The who, when and why are important, and still emerging. But there are also structural forces that set it in motion long before the events of last week. And the key to understanding those is to see the United States as an ethnocracy, a country in which institutions traditionally serve the interests of a politically dominant ethnic group, said Kate Cronin-Furman, a political scientist at University College London who studies ethnocracies and mass atrocities. (Other examples of ethnocratic states include apartheid South Africa, Protestant-dominated Northern Ireland during the Troubles, Burmese-majority Myanmar and Sinhalese-majority Sri Lanka.)
American institutions, including law enforcement, have traditionally protected white people and served their interests, while viewing Black people and other minorities as potential threats. Although there has been some progress in recent decades, that has not been enough to erase centuries of institutional preferences and default assumptions.
“Whiteness is viewed as friendly, not just nonthreatening but friendly” by law enforcement, said Rashawn Ray, a sociologist at the University of Maryland and fellow at the Brookings Institution in Washington. By contrast, groups that challenge the racialized status quo, such as the Black Lives Matter movement, are treated as inherently threatening. In June, Dr. Ray noted, the government deployed thousands of officers and used tear gas, helicopters and other tactics to subdue Black Lives Matter demonstrations in Washington. But last week, there was “a completely different response,” he said. “The message was: we’re not threatened by them.”

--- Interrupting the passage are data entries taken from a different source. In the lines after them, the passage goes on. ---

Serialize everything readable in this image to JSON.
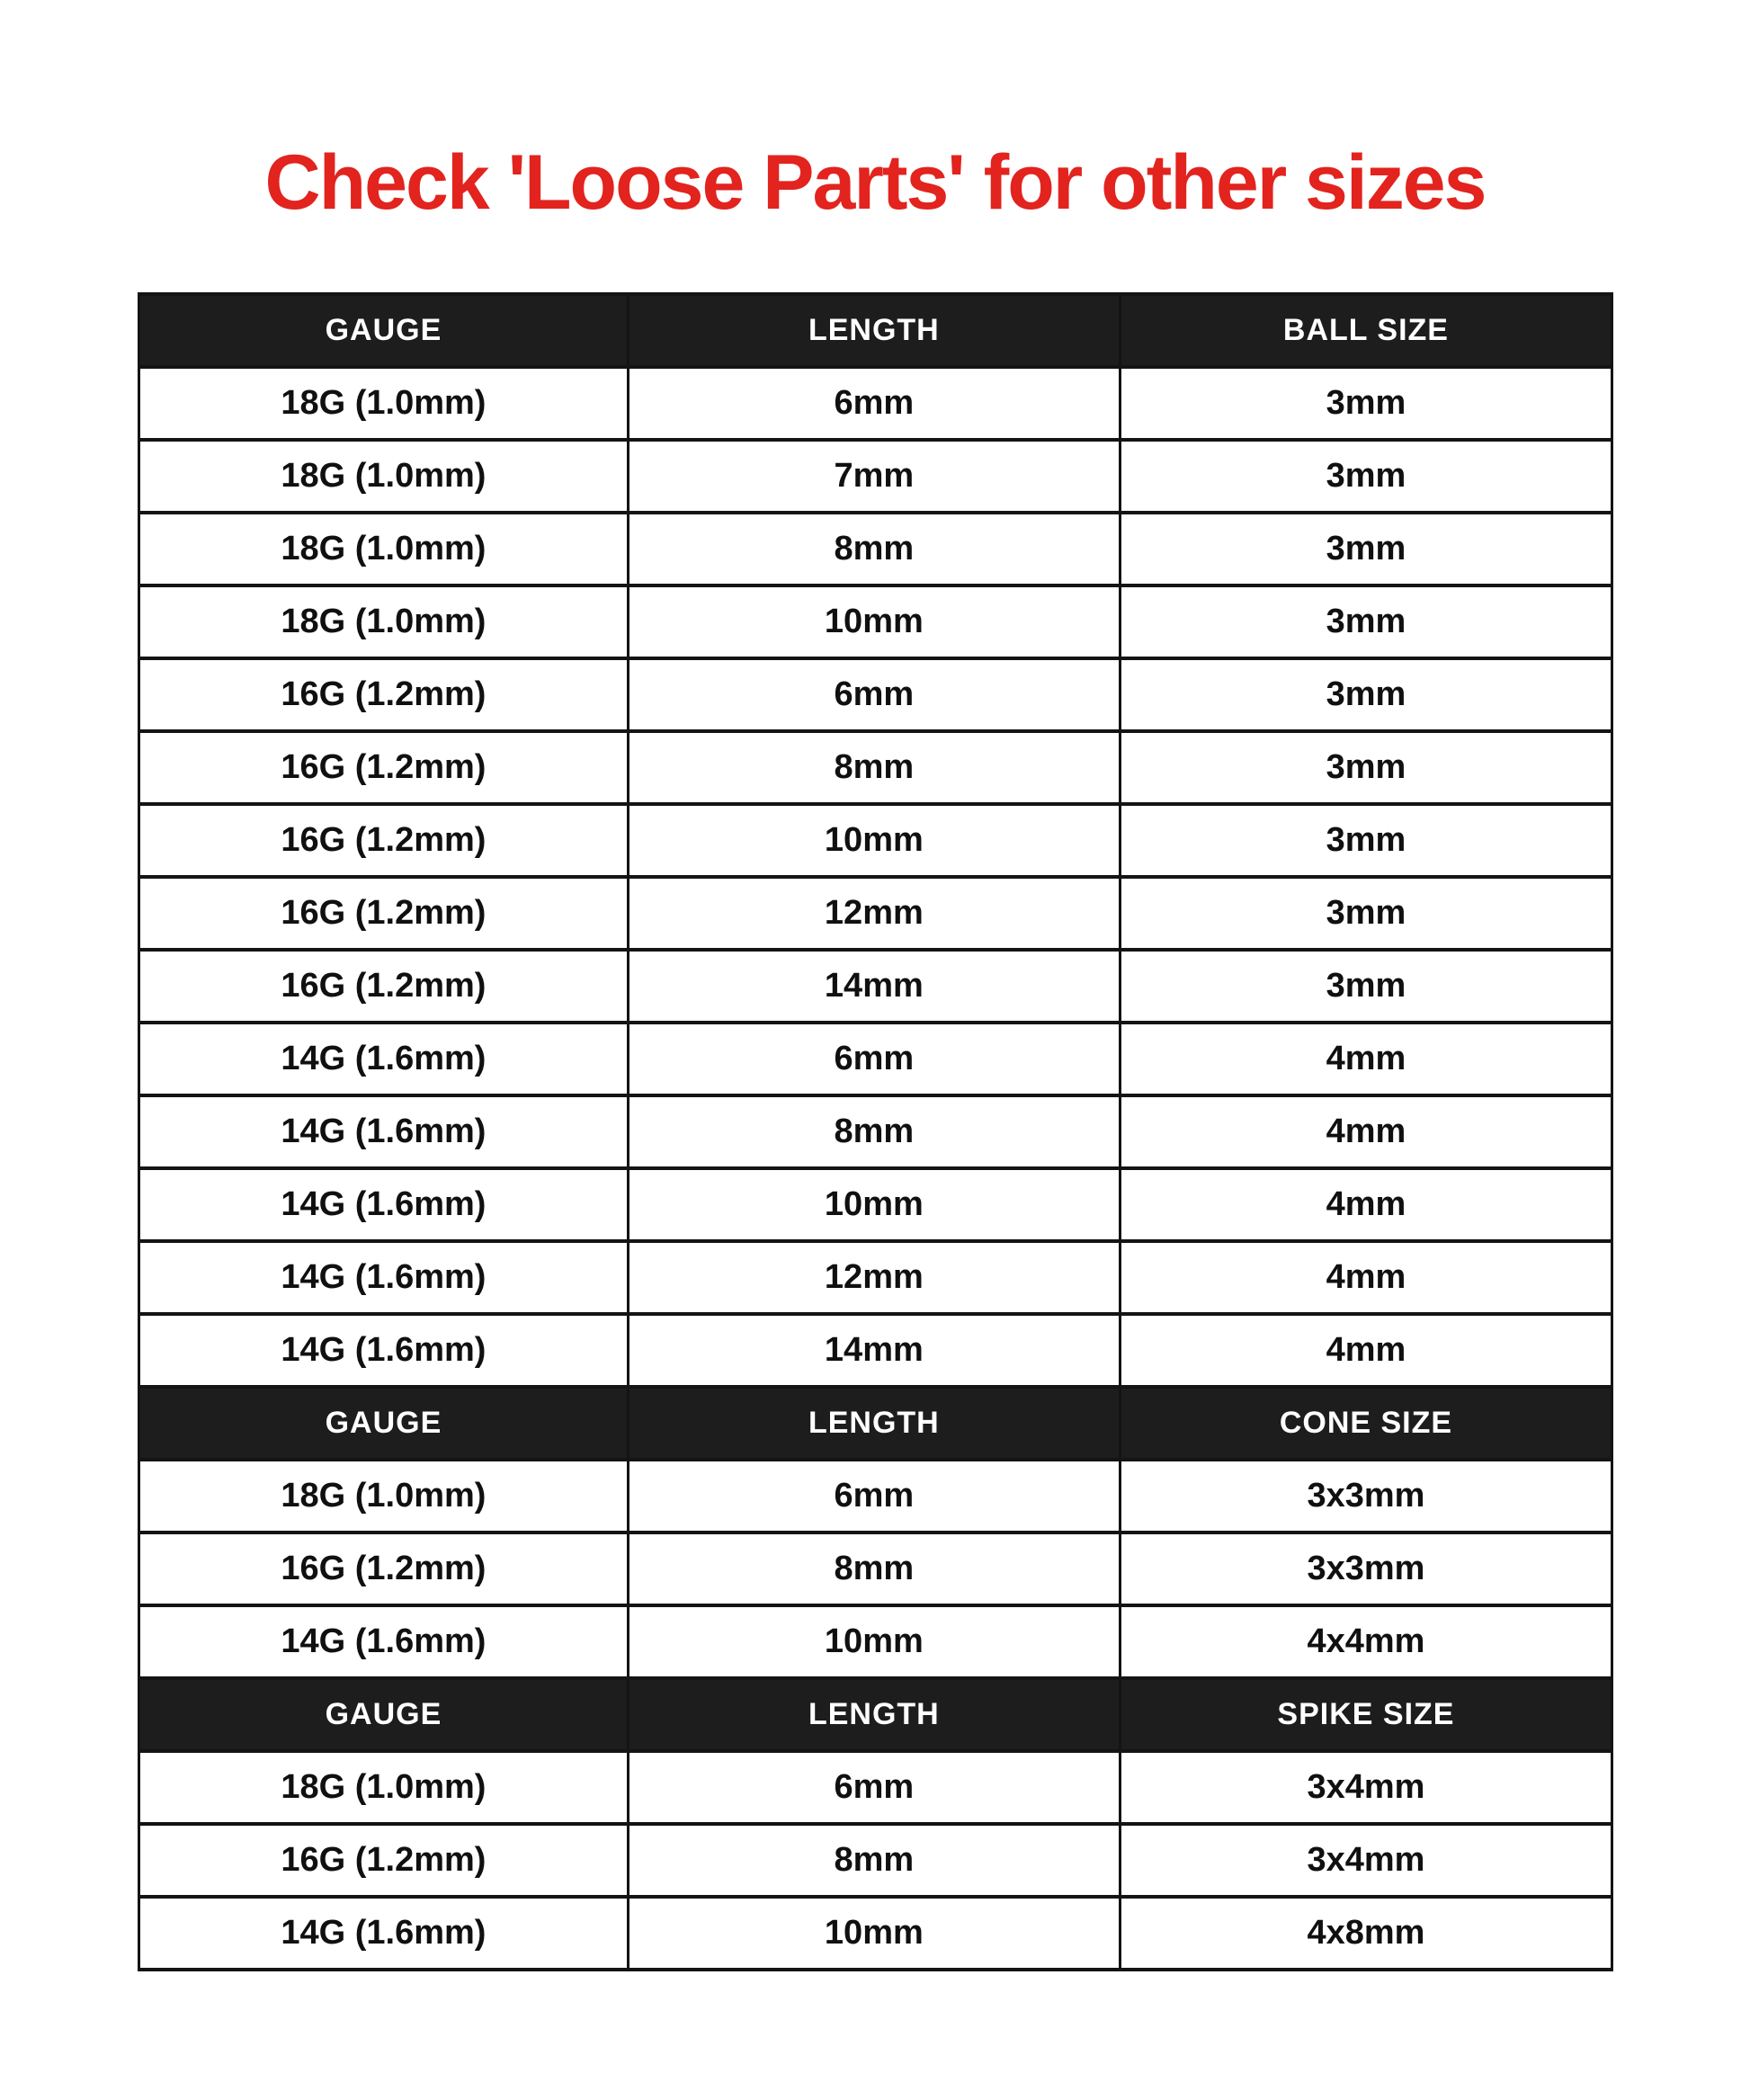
{
  "title": {
    "text": "Check 'Loose Parts' for other sizes"
  },
  "colors": {
    "page_bg": "#ffffff",
    "title_red": "#e2231e",
    "header_bg": "#1d1d1d",
    "header_text": "#ffffff",
    "cell_text": "#101010",
    "border": "#141414"
  },
  "chart_data": {
    "type": "table",
    "title": "Check 'Loose Parts' for other sizes",
    "columns_per_section": 3,
    "sections": [
      {
        "headers": [
          "GAUGE",
          "LENGTH",
          "BALL SIZE"
        ],
        "rows": [
          [
            "18G (1.0mm)",
            "6mm",
            "3mm"
          ],
          [
            "18G (1.0mm)",
            "7mm",
            "3mm"
          ],
          [
            "18G (1.0mm)",
            "8mm",
            "3mm"
          ],
          [
            "18G (1.0mm)",
            "10mm",
            "3mm"
          ],
          [
            "16G (1.2mm)",
            "6mm",
            "3mm"
          ],
          [
            "16G (1.2mm)",
            "8mm",
            "3mm"
          ],
          [
            "16G (1.2mm)",
            "10mm",
            "3mm"
          ],
          [
            "16G (1.2mm)",
            "12mm",
            "3mm"
          ],
          [
            "16G (1.2mm)",
            "14mm",
            "3mm"
          ],
          [
            "14G (1.6mm)",
            "6mm",
            "4mm"
          ],
          [
            "14G (1.6mm)",
            "8mm",
            "4mm"
          ],
          [
            "14G (1.6mm)",
            "10mm",
            "4mm"
          ],
          [
            "14G (1.6mm)",
            "12mm",
            "4mm"
          ],
          [
            "14G (1.6mm)",
            "14mm",
            "4mm"
          ]
        ]
      },
      {
        "headers": [
          "GAUGE",
          "LENGTH",
          "CONE SIZE"
        ],
        "rows": [
          [
            "18G (1.0mm)",
            "6mm",
            "3x3mm"
          ],
          [
            "16G (1.2mm)",
            "8mm",
            "3x3mm"
          ],
          [
            "14G (1.6mm)",
            "10mm",
            "4x4mm"
          ]
        ]
      },
      {
        "headers": [
          "GAUGE",
          "LENGTH",
          "SPIKE SIZE"
        ],
        "rows": [
          [
            "18G (1.0mm)",
            "6mm",
            "3x4mm"
          ],
          [
            "16G (1.2mm)",
            "8mm",
            "3x4mm"
          ],
          [
            "14G (1.6mm)",
            "10mm",
            "4x8mm"
          ]
        ]
      }
    ]
  }
}
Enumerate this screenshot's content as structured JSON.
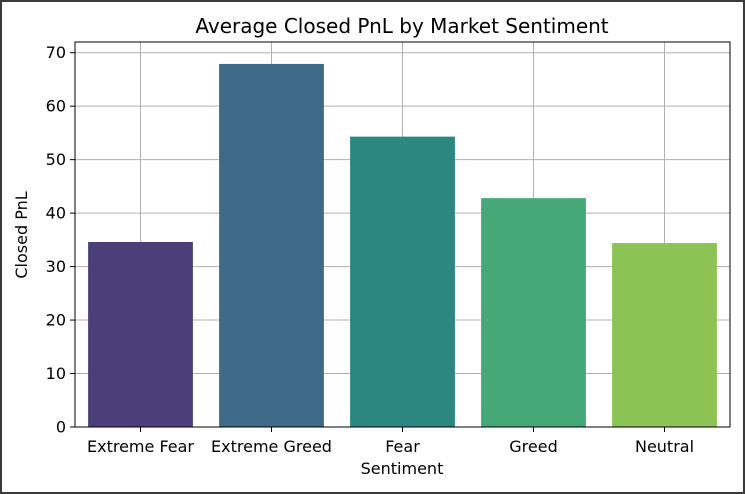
{
  "chart_data": {
    "type": "bar",
    "title": "Average Closed PnL by Market Sentiment",
    "xlabel": "Sentiment",
    "ylabel": "Closed PnL",
    "categories": [
      "Extreme Fear",
      "Extreme Greed",
      "Fear",
      "Greed",
      "Neutral"
    ],
    "values": [
      34.6,
      67.9,
      54.3,
      42.8,
      34.4
    ],
    "colors": [
      "#4b3f7a",
      "#3e6a87",
      "#2b8780",
      "#45a877",
      "#8bc354"
    ],
    "ylim": [
      0,
      72
    ],
    "yticks": [
      0,
      10,
      20,
      30,
      40,
      50,
      60,
      70
    ],
    "grid": true
  }
}
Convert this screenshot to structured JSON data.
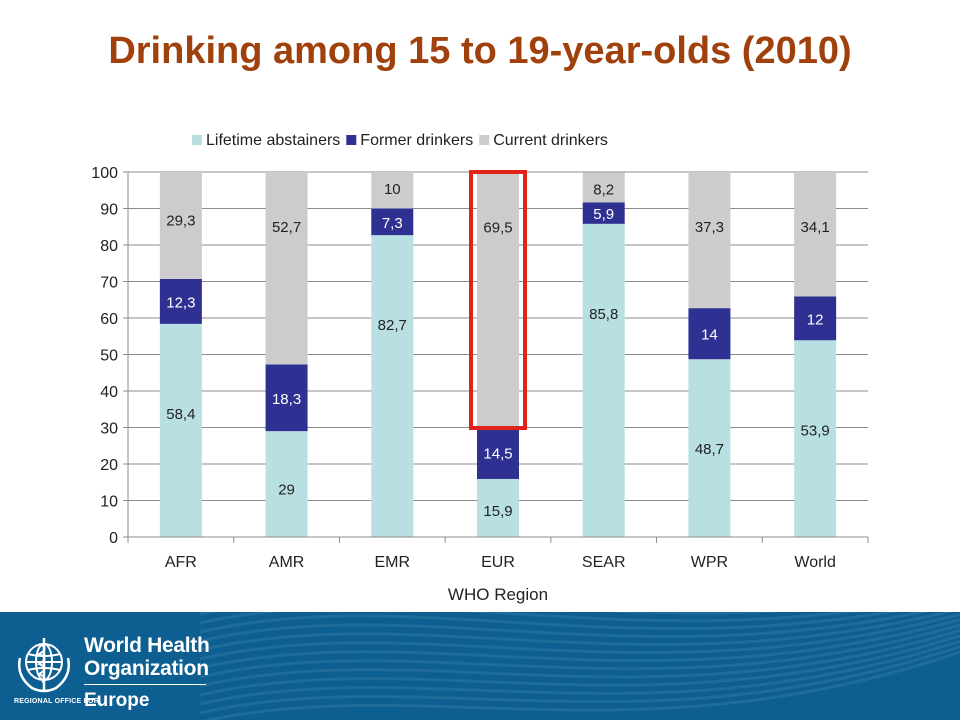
{
  "slide": {
    "title": "Drinking among 15 to 19-year-olds (2010)",
    "title_color": "#a0410d"
  },
  "chart_data": {
    "type": "bar",
    "stacked": true,
    "title": "",
    "xlabel": "WHO Region",
    "ylabel": "",
    "ylim": [
      0,
      100
    ],
    "yticks": [
      0,
      10,
      20,
      30,
      40,
      50,
      60,
      70,
      80,
      90,
      100
    ],
    "grid": true,
    "legend_position": "top",
    "categories": [
      "AFR",
      "AMR",
      "EMR",
      "EUR",
      "SEAR",
      "WPR",
      "World"
    ],
    "highlight_category": "EUR",
    "highlight_color": "#e2231a",
    "series": [
      {
        "name": "Lifetime abstainers",
        "color": "#b8e0e2",
        "values": [
          58.4,
          29,
          82.7,
          15.9,
          85.8,
          48.7,
          53.9
        ],
        "labels": [
          "58,4",
          "29",
          "82,7",
          "15,9",
          "85,8",
          "48,7",
          "53,9"
        ],
        "label_color": "#222222"
      },
      {
        "name": "Former drinkers",
        "color": "#2e3192",
        "values": [
          12.3,
          18.3,
          7.3,
          14.5,
          5.9,
          14,
          12
        ],
        "labels": [
          "12,3",
          "18,3",
          "7,3",
          "14,5",
          "5,9",
          "14",
          "12"
        ],
        "label_color": "#ffffff"
      },
      {
        "name": "Current drinkers",
        "color": "#cccccc",
        "values": [
          29.3,
          52.7,
          10,
          69.5,
          8.2,
          37.3,
          34.1
        ],
        "labels": [
          "29,3",
          "52,7",
          "10",
          "69,5",
          "8,2",
          "37,3",
          "34,1"
        ],
        "label_color": "#222222"
      }
    ]
  },
  "footer": {
    "background": "#0d5f91",
    "org_line1": "World Health",
    "org_line2": "Organization",
    "region_small": "REGIONAL OFFICE FOR",
    "region_big": "Europe"
  }
}
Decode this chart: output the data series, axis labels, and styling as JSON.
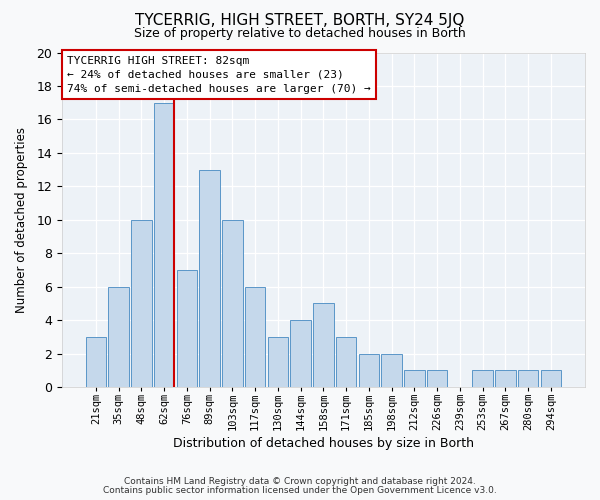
{
  "title": "TYCERRIG, HIGH STREET, BORTH, SY24 5JQ",
  "subtitle": "Size of property relative to detached houses in Borth",
  "xlabel": "Distribution of detached houses by size in Borth",
  "ylabel": "Number of detached properties",
  "bar_labels": [
    "21sqm",
    "35sqm",
    "48sqm",
    "62sqm",
    "76sqm",
    "89sqm",
    "103sqm",
    "117sqm",
    "130sqm",
    "144sqm",
    "158sqm",
    "171sqm",
    "185sqm",
    "198sqm",
    "212sqm",
    "226sqm",
    "239sqm",
    "253sqm",
    "267sqm",
    "280sqm",
    "294sqm"
  ],
  "bar_values": [
    3,
    6,
    10,
    17,
    7,
    13,
    10,
    6,
    3,
    4,
    5,
    3,
    2,
    2,
    1,
    1,
    0,
    1,
    1,
    1,
    1
  ],
  "bar_color": "#c5d8eb",
  "bar_edgecolor": "#5a96c8",
  "vline_color": "#cc0000",
  "vline_x": 4.0,
  "annotation_line1": "TYCERRIG HIGH STREET: 82sqm",
  "annotation_line2": "← 24% of detached houses are smaller (23)",
  "annotation_line3": "74% of semi-detached houses are larger (70) →",
  "ylim": [
    0,
    20
  ],
  "yticks": [
    0,
    2,
    4,
    6,
    8,
    10,
    12,
    14,
    16,
    18,
    20
  ],
  "footnote_line1": "Contains HM Land Registry data © Crown copyright and database right 2024.",
  "footnote_line2": "Contains public sector information licensed under the Open Government Licence v3.0.",
  "fig_bg_color": "#f8f9fa",
  "ax_bg_color": "#edf2f7"
}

That fits a global pattern. “In ethnocracies, members of the majority partake in some of the legitimacy of the state’s use of violence,” Dr. Cronin-Furman said. When members of the majority make threats or provocations during rallies, they are rarely seen as genuine security issues. And when their demonstrations do erupt into violence, those attacks are often waved away as unforeseeable fringe events. Minority group gatherings, by contrast, tend to be presumed dangerous until proven otherwise.
In Sri Lanka, for instance, members of the Tamil minority are “construed as a potential insurgency” when they gather peacefully, Dr. Cronin-Furman said, but the Buddhist-majority government tolerates violent Buddhist extremists.
“We might think that things like parades and flags and symbols are weapons of the weak. But one thing I argue is that in divided societies these are actually weapons of the strong,” said Jonathan S. Blake, a political scientist at the Berggruen Institute who wrote a book about the sectarian parades in Northern Ireland that often sparked violence during the Troubles. “Because in divided societies you need, at the very least, the state turning a blind eye, or at the most actually protecting you.”
Which brings us back to the mob attack on the Capitol. The rioters seem to have assumed that the police would see them as allies. Many within the crowd carried “thin blue line” flags, symbolizing support of law enforcement. And troves of public planning posts on social media and cellphone videos shot by the rioters and shared online suggest that they did not expect to be investigated or prosecuted.
“They saw the police and the military as intrinsically tied to the nation-state, of which they think they are the sole heirs,” Dr. Ray said. And several off-duty police officers from around the country have been accused of participating in the riot.
But if that is the case, then police officers themselves paid a steep price for their leadership’s underestimation of the dangers. Rioters killed the Capitol Police officer Brian Sicknick during the attack, and many other officers were seriously wounded.